CHAPITRE 12 : LA LETTRE

Le mardi suivant, lorsque Hermione se leva, tous les évènements de la veille lui revinrent en mémoire et tourbillonnèrent dans sa tête, comme pour l'empêcher d'espérer qu'aujourd'hui soit une bonne journée. Elle n'y prêta pas attention et c'est avec un sourire indéchiffrable qu'elle se prépara pour descendre déjeuner.

- Hermione ! s'exclama Ron avec surprise et soulagement lorsqu'il la vit entrer dans la Grande Salle.

- Salut vous deux, lança-t-elle aussi joyeusement que d'habitude en s'asseyant à côté de lui.

- Salut, répondit Harry, qui la regardait d'un air légèrement étonné.

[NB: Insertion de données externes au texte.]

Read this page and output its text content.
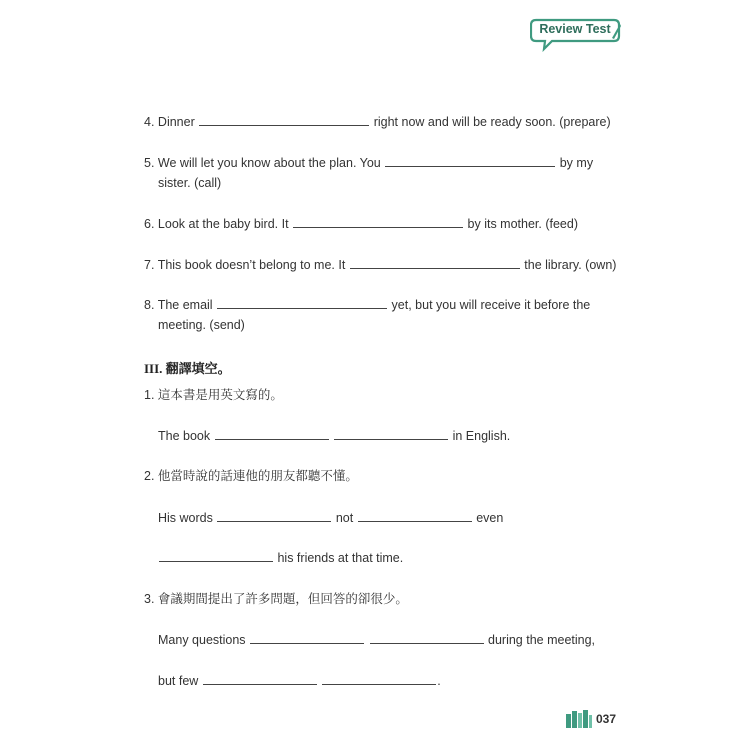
Review Test
4. Dinner	right now and will be ready soon. (prepare)
5. We will let you know about the plan. You	by my
sister. (call)
6. Look at the baby bird. It	by its mother. (feed)
7. This book doesn’t belong to me. It	the library. (own)
8. The email	yet, but you will receive it before the
meeting. (send)
III. 翻譯填空。
1. 這本書是用英文寫的。
The book	in English.
2. 他當時說的話連他的朋友都聽不懂。
His words	not	even
his friends at that time.
3. 會議期間提出了許多問題，但回答的卻很少。
Many questions	during the meeting,
but few	.
037
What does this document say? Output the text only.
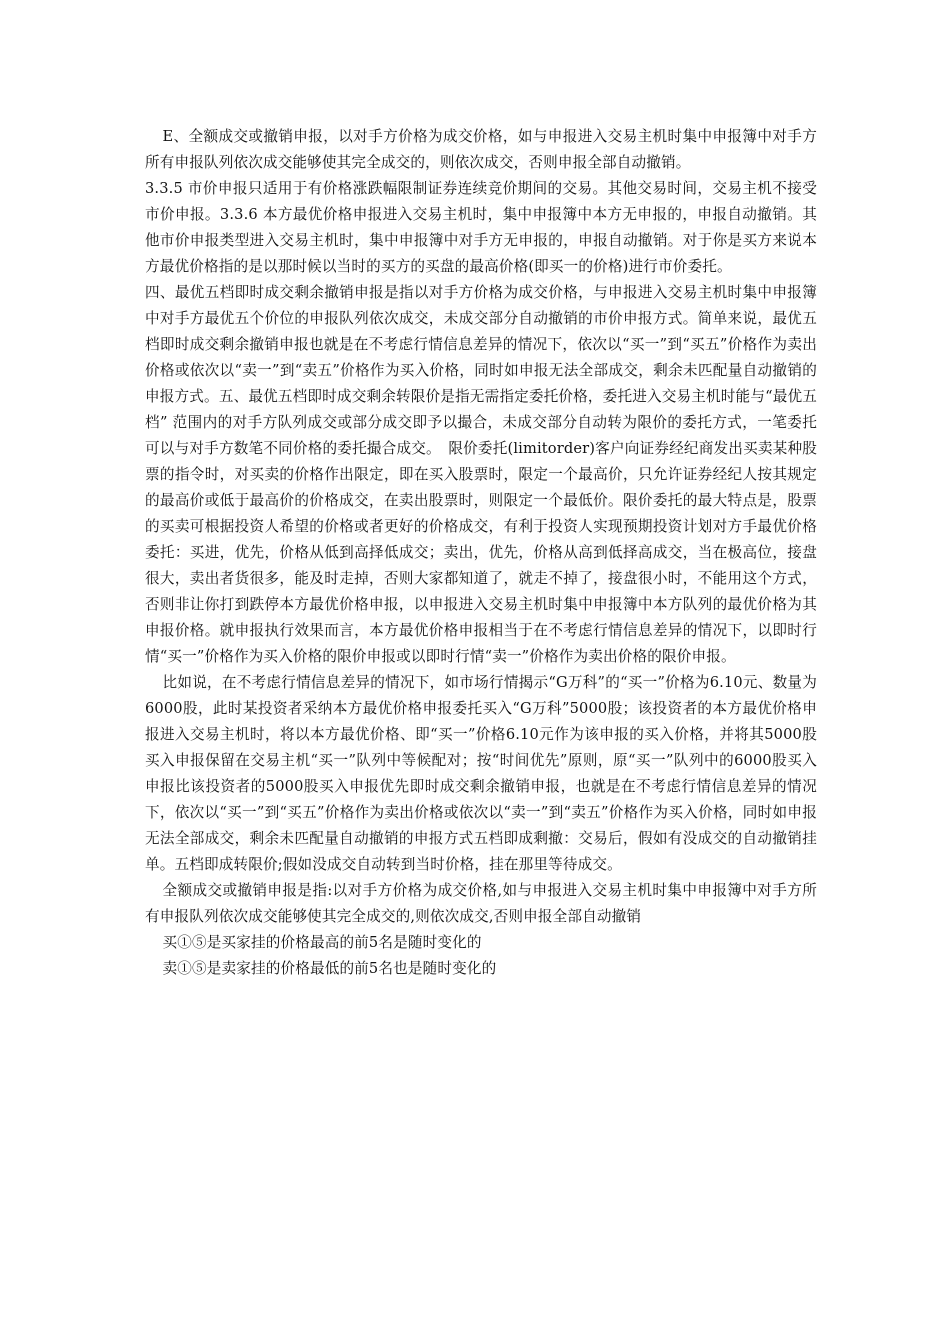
E、全额成交或撤销申报，以对手方价格为成交价格，如与申报进入交易主机时集中申报簿中对手方所有申报队列依次成交能够使其完全成交的，则依次成交，否则申报全部自动撤销。

3.3.5 市价申报只适用于有价格涨跌幅限制证券连续竞价期间的交易。其他交易时间，交易主机不接受市价申报。3.3.6 本方最优价格申报进入交易主机时，集中申报簿中本方无申报的，申报自动撤销。其他市价申报类型进入交易主机时，集中申报簿中对手方无申报的，申报自动撤销。对于你是买方来说本方最优价格指的是以那时候以当时的买方的买盘的最高价格(即买一的价格)进行市价委托。

四、最优五档即时成交剩余撤销申报是指以对手方价格为成交价格，与申报进入交易主机时集中申报簿中对手方最优五个价位的申报队列依次成交，未成交部分自动撤销的市价申报方式。简单来说，最优五档即时成交剩余撤销申报也就是在不考虑行情信息差异的情况下，依次以“买一”到“买五”价格作为卖出价格或依次以“卖一”到“卖五”价格作为买入价格，同时如申报无法全部成交，剩余未匹配量自动撤销的申报方式。五、最优五档即时成交剩余转限价是指无需指定委托价格，委托进入交易主机时能与“最优五档” 范围内的对手方队列成交或部分成交即予以撮合，未成交部分自动转为限价的委托方式，一笔委托可以与对手方数笔不同价格的委托撮合成交。　限价委托(limitorder)客户向证券经纪商发出买卖某种股票的指令时，对买卖的价格作出限定，即在买入股票时，限定一个最高价，只允许证券经纪人按其规定的最高价或低于最高价的价格成交，在卖出股票时，则限定一个最低价。限价委托的最大特点是，股票的买卖可根据投资人希望的价格或者更好的价格成交，有利于投资人实现预期投资计划对方手最优价格委托：买进，优先，价格从低到高择低成交；卖出，优先，价格从高到低择高成交，当在极高位，接盘很大，卖出者货很多，能及时走掉，否则大家都知道了，就走不掉了，接盘很小时，不能用这个方式，否则非让你打到跌停本方最优价格申报，以申报进入交易主机时集中申报簿中本方队列的最优价格为其申报价格。就申报执行效果而言，本方最优价格申报相当于在不考虑行情信息差异的情况下，以即时行情“买一”价格作为买入价格的限价申报或以即时行情“卖一”价格作为卖出价格的限价申报。

比如说，在不考虑行情信息差异的情况下，如市场行情揭示“G万科”的“买一”价格为6.10元、数量为6000股，此时某投资者采纳本方最优价格申报委托买入“G万科”5000股；该投资者的本方最优价格申报进入交易主机时，将以本方最优价格、即“买一”价格6.10元作为该申报的买入价格，并将其5000股买入申报保留在交易主机“买一”队列中等候配对；按“时间优先”原则，原“买一”队列中的6000股买入申报比该投资者的5000股买入申报优先即时成交剩余撤销申报，也就是在不考虑行情信息差异的情况下，依次以“买一”到“买五”价格作为卖出价格或依次以“卖一”到“卖五”价格作为买入价格，同时如申报无法全部成交，剩余未匹配量自动撤销的申报方式五档即成剩撤：交易后，假如有没成交的自动撤销挂单。五档即成转限价;假如没成交自动转到当时价格，挂在那里等待成交。

全额成交或撤销申报是指:以对手方价格为成交价格,如与申报进入交易主机时集中申报簿中对手方所有申报队列依次成交能够使其完全成交的,则依次成交,否则申报全部自动撤销

买①⑤是买家挂的价格最高的前5名是随时变化的

卖①⑤是卖家挂的价格最低的前5名也是随时变化的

Ca va ? demanda-t-il.

Pendant un instant, le sourire d'Hermione se fit un peu triste, puis elle répondit avec un haussement d'épaules :

- Oui…oui ça va.

Elle leur adressa alors un sourire si paisible et si rayonnant qu'ils ne s'inquiétèrent plus. Hermione était là, elle allait bien. Tout était rentré dans l'ordre. Visiblement ravi, Ron la prit dans ses bras et déposa un baiser sur son front.

- On s'est fait un sang d'encre Harry et moi !

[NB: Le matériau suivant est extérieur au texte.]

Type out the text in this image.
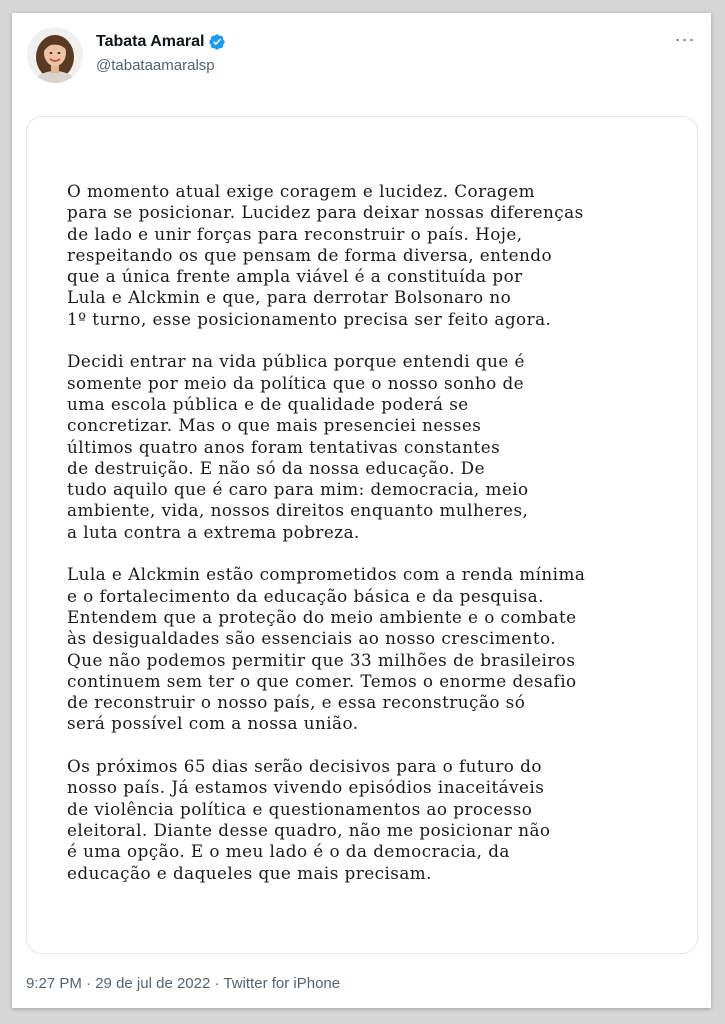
Tabata Amaral
@tabataamaralsp
···
O momento atual exige coragem e lucidez. Coragem
para se posicionar. Lucidez para deixar nossas diferenças
de lado e unir forças para reconstruir o país. Hoje,
respeitando os que pensam de forma diversa, entendo
que a única frente ampla viável é a constituída por
Lula e Alckmin e que, para derrotar Bolsonaro no
1º turno, esse posicionamento precisa ser feito agora.
Decidi entrar na vida pública porque entendi que é
somente por meio da política que o nosso sonho de
uma escola pública e de qualidade poderá se
concretizar. Mas o que mais presenciei nesses
últimos quatro anos foram tentativas constantes
de destruição. E não só da nossa educação. De
tudo aquilo que é caro para mim: democracia, meio
ambiente, vida, nossos direitos enquanto mulheres,
a luta contra a extrema pobreza.
Lula e Alckmin estão comprometidos com a renda mínima
e o fortalecimento da educação básica e da pesquisa.
Entendem que a proteção do meio ambiente e o combate
às desigualdades são essenciais ao nosso crescimento.
Que não podemos permitir que 33 milhões de brasileiros
continuem sem ter o que comer. Temos o enorme desafio
de reconstruir o nosso país, e essa reconstrução só
será possível com a nossa união.
Os próximos 65 dias serão decisivos para o futuro do
nosso país. Já estamos vivendo episódios inaceitáveis
de violência política e questionamentos ao processo
eleitoral. Diante desse quadro, não me posicionar não
é uma opção. E o meu lado é o da democracia, da
educação e daqueles que mais precisam.
9:27 PM · 29 de jul de 2022 · Twitter for iPhone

- Oui, j'imagine, répondit-elle d'un ton amusé.

- On t'a cherchée partout, poursuivit le rouquin. Alors quand on a vu que tu ne venais pas dîner, on a essayé d'entrer de force dans tes appartements. Mais le portrait n'a pas voulu nous laisser passer vu que nous n'avions pas le mot de passe…

Il avait accentué la dernière phrase et Hermione afficha un sourire un peu coupable.

- Oui, j'y ai pensé en plus, mais…

- Ce n'est pas grave, coupa Harry. Lui aussi avait l'air soulagé de la voir. L'important c'est que tu ailles bien.

Hermione tourna la tête vers lui. Leurs regards se croisèrent et ils pensèrent tous les deux à la discussion qu'ils avaient eu, quelques semaines auparavant, à côté de la bibliothèque.

« Il a dû s'en vouloir, pensa Hermione avec une certaine culpabilité. Il a dû se dire que c'était sa faute et qu'il n'aurait jamais dû me laisser aimer Malefoy. Je n'aurais pas dû les éviter ! Quelle idiote !»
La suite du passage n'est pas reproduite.